Эти предписанные древним обычаем свечи она невзлюбила сразу, как увидела. Их непривычный свет рождал в ней смутный страх. Она терпела, покуда ей однажды не привиделся некий безликий морок.
Это случилось на последнем месяце ее беременности, когда покой заставили множеством этих свечей, сохранив лишь узкий проход к кровати. Туманные волны света стали ходить по полу, но потолок оставался черным и угрюмым. Помнится, свечи в ту ночь искрили и мигали больше обычного.
Живот мешал ей улечься поудобнее и заснуть. Она сидела, высоко приподнятая подушками, устало глядя впереди себя. Потом начала всматриваться в потолок, еще не отдавая себе отчета в том, что же так притягивает ее взгляд. Вот одна ложбина свода как будто глубже и темнее других и вокруг нее нет узора. Она остановилась на ней, чувствуя, как сердце наполняется слабым, но явственным страхом. А там, в ложбине, клубилось и набухало тьмой нечто, а она, похолодев, не в силах была пошевельнуться, она смотрела, как это нечто растет и, продолжая притягивать взгляд, пожирает мысли и, клубясь, спускается, вытягивается, сходит на пол, прикрытое острым куколем, зыбкое, необоримо жуткое, испускающее волны ледяного мрака, и медленно-медленно подступает к ложу, не колебля зеленое пламя свечей. Вот оно все ближе, ближе… И все сильнее острый, леденящий ужас… Лица под капюшоном нет, но какой-то внутренний взор осязает облипшие чешуей челюсти и щербатую безъязыкую пасть, и пасть эта щерится.
Оно подошло, остановилось и, кажется, коснулось ее. Засмеялось невыносимо омерзительным, беззвучным, торжествующим смехом, который, минуя слух, навсегда вошел в мозг.
Потом оно исчезло. Вернее, ОН исчез, оставив ее немой и неподвижной в ледяном поту. Да, именно ОН, не «оно». Беатрикс почувствовала это намного раньше, чем поняла.
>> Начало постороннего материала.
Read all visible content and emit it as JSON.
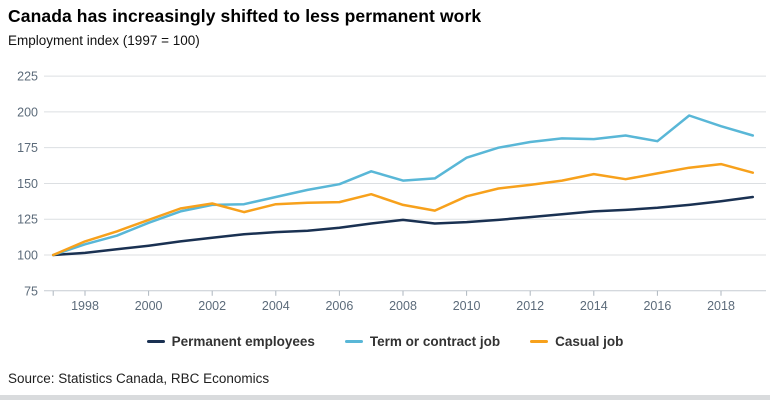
{
  "header": {
    "title": "Canada has increasingly shifted to less permanent work",
    "subtitle": "Employment index (1997 = 100)"
  },
  "source": "Source: Statistics Canada, RBC Economics",
  "chart_data": {
    "type": "line",
    "title": "Canada has increasingly shifted to less permanent work",
    "subtitle": "Employment index (1997 = 100)",
    "xlabel": "",
    "ylabel": "Employment index (1997 = 100)",
    "grid": true,
    "legend_position": "bottom",
    "xlim": [
      1997,
      2019
    ],
    "ylim": [
      75,
      225
    ],
    "y_ticks": [
      75,
      100,
      125,
      150,
      175,
      200,
      225
    ],
    "x_tick_labels": [
      1998,
      2000,
      2002,
      2004,
      2006,
      2008,
      2010,
      2012,
      2014,
      2016,
      2018
    ],
    "x_axis_ticks": [
      1997,
      1998,
      2000,
      2002,
      2004,
      2006,
      2008,
      2010,
      2012,
      2014,
      2016,
      2018
    ],
    "x": [
      1997,
      1998,
      1999,
      2000,
      2001,
      2002,
      2003,
      2004,
      2005,
      2006,
      2007,
      2008,
      2009,
      2010,
      2011,
      2012,
      2013,
      2014,
      2015,
      2016,
      2017,
      2018,
      2019
    ],
    "series": [
      {
        "name": "Permanent employees",
        "color": "#1a3152",
        "values": [
          100,
          101.5,
          104,
          106.5,
          109.5,
          112,
          114.5,
          116,
          117,
          119,
          122,
          124.5,
          122,
          123,
          124.5,
          126.5,
          128.5,
          130.5,
          131.5,
          133,
          135,
          137.5,
          140.5
        ]
      },
      {
        "name": "Term or contract job",
        "color": "#59b7d7",
        "values": [
          100,
          107.5,
          113.5,
          122.5,
          130.5,
          135,
          135.5,
          140.5,
          145.5,
          149.5,
          158.5,
          152,
          153.5,
          168,
          175,
          179,
          181.5,
          181,
          183.5,
          179.5,
          197.5,
          190,
          183.5
        ]
      },
      {
        "name": "Casual job",
        "color": "#f7a11c",
        "values": [
          100,
          109.5,
          116.5,
          124.5,
          132.5,
          136,
          130,
          135.5,
          136.5,
          137,
          142.5,
          135,
          131,
          141,
          146.5,
          149,
          152,
          156.5,
          153,
          157,
          161,
          163.5,
          157.5
        ]
      }
    ]
  }
}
Долго еще по вечерам она пугливо оглядывалась через плечо, зная, что никого там нет, и все-таки чувствуя чье-то неотступное присутствие.
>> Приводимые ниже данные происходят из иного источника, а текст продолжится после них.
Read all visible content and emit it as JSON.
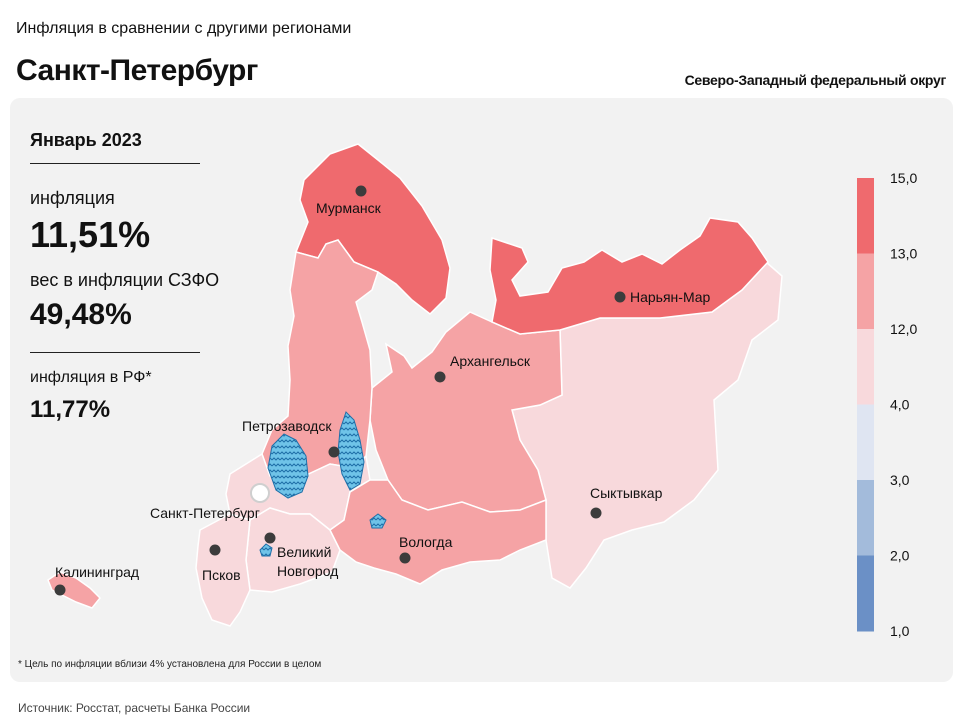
{
  "header": {
    "subtitle": "Инфляция в сравнении с другими регионами",
    "title": "Санкт-Петербург",
    "district": "Северо-Западный федеральный округ"
  },
  "stats": {
    "period": "Январь 2023",
    "inflation_label": "инфляция",
    "inflation_value": "11,51%",
    "weight_label": "вес в инфляции  СЗФО",
    "weight_value": "49,48%",
    "russia_label": "инфляция  в РФ*",
    "russia_value": "11,77%"
  },
  "cities": {
    "murmansk": "Мурманск",
    "naryan_mar": "Нарьян-Мар",
    "arkhangelsk": "Архангельск",
    "petrozavodsk": "Петрозаводск",
    "spb": "Санкт-Петербург",
    "syktyvkar": "Сыктывкар",
    "kaliningrad": "Калининград",
    "pskov": "Псков",
    "novgorod_1": "Великий",
    "novgorod_2": "Новгород",
    "vologda": "Вологда"
  },
  "legend": {
    "ticks": [
      "15,0",
      "13,0",
      "12,0",
      "4,0",
      "3,0",
      "2,0",
      "1,0"
    ],
    "colors": [
      "#ef6a6e",
      "#f5a3a5",
      "#f8d9dc",
      "#dfe5f2",
      "#a3bbdb",
      "#6b90c6"
    ]
  },
  "footnote": "* Цель по инфляции вблизи 4% установлена для России в целом",
  "source": "Источник: Росстат, расчеты Банка России"
}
Но теперь она уже не оглядывалась. Она с болезненным упорством думала о своем, ее мозг был слишком натружен этими думами, чтобы предчувствие чего бы то ни было могло возникнуть ясно.
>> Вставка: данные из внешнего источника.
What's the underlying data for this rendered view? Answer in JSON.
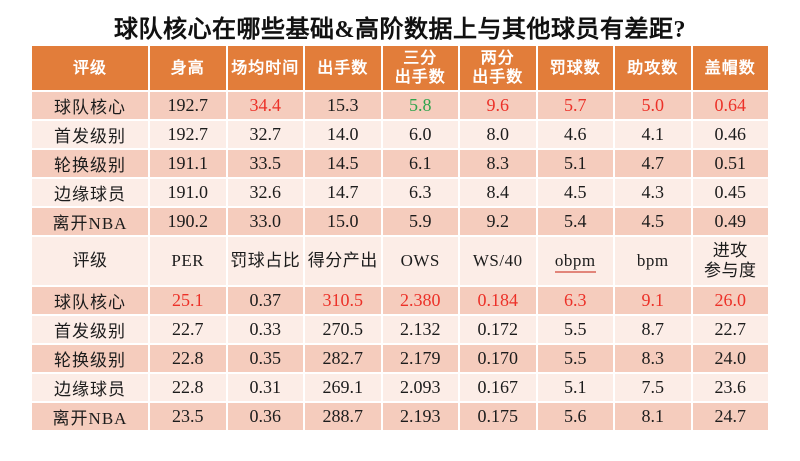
{
  "title": "球队核心在哪些基础&高阶数据上与其他球员有差距?",
  "colors": {
    "header_bg": "#E27D3A",
    "header_text": "#FFFFFF",
    "row_dark_bg": "#F5CCBD",
    "row_light_bg": "#FCEDE7",
    "body_text": "#1C1C1C",
    "highlight_red": "#EC3128",
    "highlight_green": "#2FA44D"
  },
  "chart_data": [
    {
      "type": "table",
      "headers": [
        "评级",
        "身高",
        "场均时间",
        "出手数",
        "三分\n出手数",
        "两分\n出手数",
        "罚球数",
        "助攻数",
        "盖帽数"
      ],
      "rows": [
        {
          "label": "球队核心",
          "values": [
            "192.7",
            "34.4",
            "15.3",
            "5.8",
            "9.6",
            "5.7",
            "5.0",
            "0.64"
          ],
          "value_colors": [
            null,
            "red",
            null,
            "green",
            "red",
            "red",
            "red",
            "red"
          ]
        },
        {
          "label": "首发级别",
          "values": [
            "192.7",
            "32.7",
            "14.0",
            "6.0",
            "8.0",
            "4.6",
            "4.1",
            "0.46"
          ],
          "value_colors": [
            null,
            null,
            null,
            null,
            null,
            null,
            null,
            null
          ]
        },
        {
          "label": "轮换级别",
          "values": [
            "191.1",
            "33.5",
            "14.5",
            "6.1",
            "8.3",
            "5.1",
            "4.7",
            "0.51"
          ],
          "value_colors": [
            null,
            null,
            null,
            null,
            null,
            null,
            null,
            null
          ]
        },
        {
          "label": "边缘球员",
          "values": [
            "191.0",
            "32.6",
            "14.7",
            "6.3",
            "8.4",
            "4.5",
            "4.3",
            "0.45"
          ],
          "value_colors": [
            null,
            null,
            null,
            null,
            null,
            null,
            null,
            null
          ]
        },
        {
          "label": "离开NBA",
          "values": [
            "190.2",
            "33.0",
            "15.0",
            "5.9",
            "9.2",
            "5.4",
            "4.5",
            "0.49"
          ],
          "value_colors": [
            null,
            null,
            null,
            null,
            null,
            null,
            null,
            null
          ]
        }
      ]
    },
    {
      "type": "table",
      "headers": [
        "评级",
        "PER",
        "罚球占比",
        "得分产出",
        "OWS",
        "WS/40",
        "obpm",
        "bpm",
        "进攻\n参与度"
      ],
      "spellcheck_underline_header": "obpm",
      "rows": [
        {
          "label": "球队核心",
          "values": [
            "25.1",
            "0.37",
            "310.5",
            "2.380",
            "0.184",
            "6.3",
            "9.1",
            "26.0"
          ],
          "value_colors": [
            "red",
            null,
            "red",
            "red",
            "red",
            "red",
            "red",
            "red"
          ]
        },
        {
          "label": "首发级别",
          "values": [
            "22.7",
            "0.33",
            "270.5",
            "2.132",
            "0.172",
            "5.5",
            "8.7",
            "22.7"
          ],
          "value_colors": [
            null,
            null,
            null,
            null,
            null,
            null,
            null,
            null
          ]
        },
        {
          "label": "轮换级别",
          "values": [
            "22.8",
            "0.35",
            "282.7",
            "2.179",
            "0.170",
            "5.5",
            "8.3",
            "24.0"
          ],
          "value_colors": [
            null,
            null,
            null,
            null,
            null,
            null,
            null,
            null
          ]
        },
        {
          "label": "边缘球员",
          "values": [
            "22.8",
            "0.31",
            "269.1",
            "2.093",
            "0.167",
            "5.1",
            "7.5",
            "23.6"
          ],
          "value_colors": [
            null,
            null,
            null,
            null,
            null,
            null,
            null,
            null
          ]
        },
        {
          "label": "离开NBA",
          "values": [
            "23.5",
            "0.36",
            "288.7",
            "2.193",
            "0.175",
            "5.6",
            "8.1",
            "24.7"
          ],
          "value_colors": [
            null,
            null,
            null,
            null,
            null,
            null,
            null,
            null
          ]
        }
      ]
    }
  ]
}
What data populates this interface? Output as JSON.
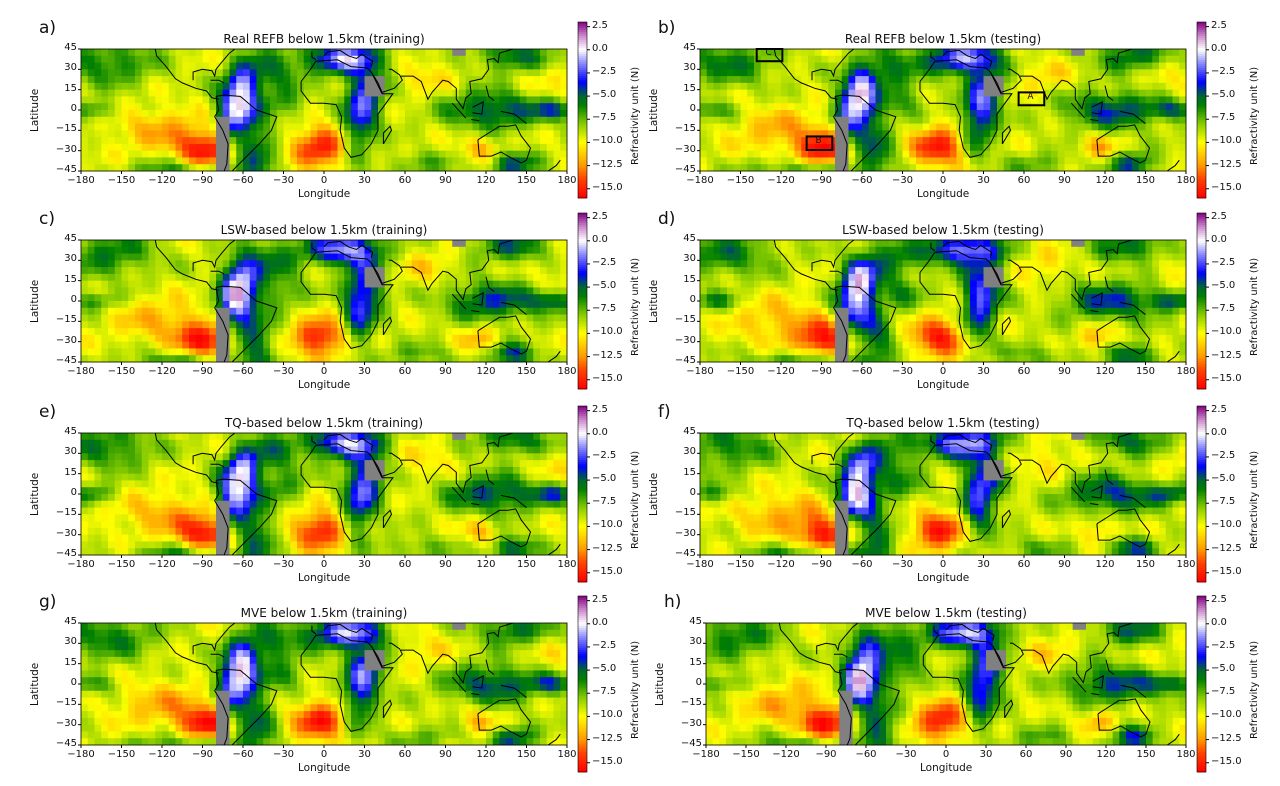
{
  "chart_data": {
    "type": "heatmap",
    "colorbar": {
      "label": "Refractivity unit (N)",
      "range": [
        -16,
        3
      ],
      "ticks": [
        "2.5",
        "0.0",
        "−2.5",
        "−5.0",
        "−7.5",
        "−10.0",
        "−12.5",
        "−15.0"
      ],
      "tick_values": [
        2.5,
        0,
        -2.5,
        -5,
        -7.5,
        -10,
        -12.5,
        -15
      ],
      "stops": [
        [
          -16,
          "#ff0000"
        ],
        [
          -14,
          "#ff4000"
        ],
        [
          -12.5,
          "#ff9900"
        ],
        [
          -10,
          "#ffff00"
        ],
        [
          -8,
          "#88cc00"
        ],
        [
          -6,
          "#008000"
        ],
        [
          -5,
          "#006633"
        ],
        [
          -3.5,
          "#0000ff"
        ],
        [
          -1.5,
          "#8888ff"
        ],
        [
          0,
          "#ffffff"
        ],
        [
          1.5,
          "#cc88cc"
        ],
        [
          3,
          "#800080"
        ]
      ]
    },
    "xlabel": "Longitude",
    "ylabel": "Latitude",
    "xlim": [
      -180,
      180
    ],
    "ylim": [
      -45,
      45
    ],
    "xticks": [
      "−180",
      "−150",
      "−120",
      "−90",
      "−60",
      "−30",
      "0",
      "30",
      "60",
      "90",
      "120",
      "150",
      "180"
    ],
    "xtick_values": [
      -180,
      -150,
      -120,
      -90,
      -60,
      -30,
      0,
      30,
      60,
      90,
      120,
      150,
      180
    ],
    "yticks": [
      "45",
      "30",
      "15",
      "0",
      "−15",
      "−30",
      "−45"
    ],
    "ytick_values": [
      45,
      30,
      15,
      0,
      -15,
      -30,
      -45
    ],
    "mask_color": "#808080",
    "panels": [
      {
        "label": "a)",
        "title": "Real REFB below 1.5km (training)",
        "seed": 0.0,
        "boxes": []
      },
      {
        "label": "b)",
        "title": "Real REFB below 1.5km (testing)",
        "seed": 1.3,
        "boxes": [
          {
            "text": "C",
            "lon": [
              -138,
              -119
            ],
            "lat": [
              36,
              45
            ]
          },
          {
            "text": "B",
            "lon": [
              -101,
              -82
            ],
            "lat": [
              -29.5,
              -19.5
            ]
          },
          {
            "text": "A",
            "lon": [
              56,
              75
            ],
            "lat": [
              3.5,
              13
            ]
          }
        ]
      },
      {
        "label": "c)",
        "title": "LSW-based below 1.5km (training)",
        "seed": 2.1,
        "boxes": []
      },
      {
        "label": "d)",
        "title": "LSW-based below 1.5km (testing)",
        "seed": 2.9,
        "boxes": []
      },
      {
        "label": "e)",
        "title": "TQ-based below 1.5km (training)",
        "seed": 3.7,
        "boxes": []
      },
      {
        "label": "f)",
        "title": "TQ-based below 1.5km (testing)",
        "seed": 4.4,
        "boxes": []
      },
      {
        "label": "g)",
        "title": "MVE below 1.5km (training)",
        "seed": 5.2,
        "boxes": []
      },
      {
        "label": "h)",
        "title": "MVE below 1.5km (testing)",
        "seed": 6.0,
        "boxes": []
      }
    ]
  }
}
Послышались отдаленные шаги, успокоительно бормотнула за дверью камеристка, заскрипели петли.
Еще сильнее свело живот. Она повернула голову, чтобы посмотреть, тот ли это единственный, кто может входить без спроса.
Он стянул с головы облепленный снегом полуразмотавшийся шаперон, ржаво блеснули слежавшиеся кудри, открылось бледное напряженное лицо с пунцовым маленьким ртом, длинные углы которого были столь обольстительно гибкими в поцелуе.
Энвикко Алли еще чувствовал на щеках снежную сырость, слышал тугой шум летевшего навстречу ветра. Теперь его лицо обдало пахучим несвежим теплом, разбухшие в городской грязи сапоги неуклюже утонули в расстеленных на полу медвежьих шкурах.